Revisiting Popper, by Daniel Little: Karl Popper's most commonly cited contribution to philosophy and the philosophy of science is his theory of falsifiability (The Logic of Scientific Discovery, Conjectures and Refutations: The Growth of Scientific Knowledge). (Stephen Thornton has a very nice essay on Popper's philosophy in the Stanford Encyclopedia of Philosophy.) In its essence, this theory is an alternative to "confirmation theory." Contrary to positivist philosophy of science, Popper doesn't think that scientific theories can be confirmed by more and more positive empirical evidence. Instead, he argues that the logic of scientific research is a critical method in which scientists do their best to "falsify" their hypotheses and theories. And we are rationally justified in accepting theories that have been severely tested through an effort to show they are false -- rather than accepting theories for which we have accumulated a body of corroborative evidence. Basically, he argues that scientists are in the business of asking this question: what is the most unlikely consequence of this hypothesis? How can I find evidence in nature that would demonstrate that the hypothesis is false? Popper criticizes theorists like Marx and Freud who attempt to accumulate evidence that corroborates their theories (historical materialism, ego transference) and praises theorists like Einstein who honestly confront the unlikely consequences their theories appear to have (perihelion of Mars).

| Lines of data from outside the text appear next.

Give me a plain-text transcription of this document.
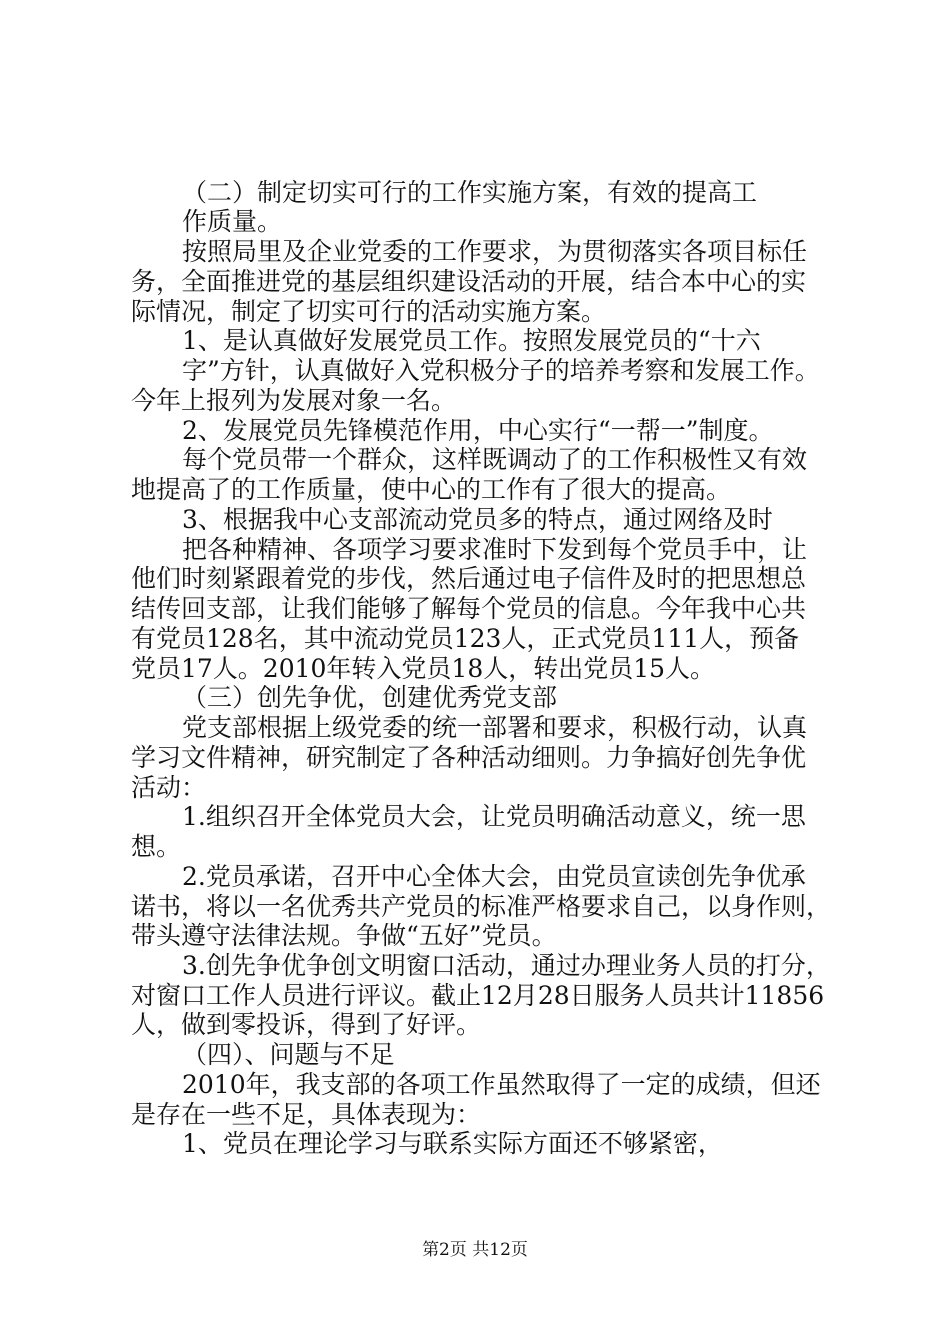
（二）制定切实可行的工作实施方案，有效的提高工
作质量。
按照局里及企业党委的工作要求，为贯彻落实各项目标任
务，全面推进党的基层组织建设活动的开展，结合本中心的实
际情况，制定了切实可行的活动实施方案。
1、是认真做好发展党员工作。按照发展党员的“十六
字”方针，认真做好入党积极分子的培养考察和发展工作。
今年上报列为发展对象一名。
2、发展党员先锋模范作用，中心实行“一帮一”制度。
每个党员带一个群众，这样既调动了的工作积极性又有效
地提高了的工作质量，使中心的工作有了很大的提高。
3、根据我中心支部流动党员多的特点，通过网络及时
把各种精神、各项学习要求准时下发到每个党员手中，让
他们时刻紧跟着党的步伐，然后通过电子信件及时的把思想总
结传回支部，让我们能够了解每个党员的信息。今年我中心共
有党员128名，其中流动党员123人，正式党员111人，预备
党员17人。2010年转入党员18人，转出党员15人。
（三）创先争优，创建优秀党支部
党支部根据上级党委的统一部署和要求，积极行动，认真
学习文件精神，研究制定了各种活动细则。力争搞好创先争优
活动：
1.组织召开全体党员大会，让党员明确活动意义，统一思
想。
2.党员承诺，召开中心全体大会，由党员宣读创先争优承
诺书，将以一名优秀共产党员的标准严格要求自己，以身作则，
带头遵守法律法规。争做“五好”党员。
3.创先争优争创文明窗口活动，通过办理业务人员的打分，
对窗口工作人员进行评议。截止12月28日服务人员共计11856
人，做到零投诉，得到了好评。
（四）、问题与不足
2010年，我支部的各项工作虽然取得了一定的成绩，但还
是存在一些不足，具体表现为：
1、党员在理论学习与联系实际方面还不够紧密，
第2页 共12页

At bottom, I think many philosophers of science have drawn their own conclusions about both falsifiability and confirmation theory: there is no recipe for measuring the empirical credibility of a given scientific theory, and there is no codifiable "inductive logic" that might replace the forms of empirical reasoning that we find throughout the history of science. Instead, we need to look in greater detail at the epistemic practices of real research communities in order to see the nuanced forms of empirical reasoning that are brought forward for the evaluation of scientific theories. Popper's student, Imre Lakatos, makes one effort at this (Methodology of Scientific Research Programmes; Criticism and the Growth of Knowledge); so does William Newton-Smith (The Rationality of Science), and much of the philosophy of science that has proceeded under the rubrics of philosophy of physics, biology, or economics is equally attentive to the specific epistemic practices of real working scientific traditions. So "falsifiability" doesn't seem to have a lot to add to a theory of scientific rationality at this point in the philosophy of science. In particular, Popper's grand critique of Marx's social science on the grounds that it is "unfalsifiable" just seems to miss the point; surely Marx, Durkheim, Weber, Simmel, or Tocqueville have important social science insights that can't be refuted by deriding them as "unfalsifiable". And Popper's impatience with Marxism makes one doubt his objectivity as a sympathetic reader of Marx's work.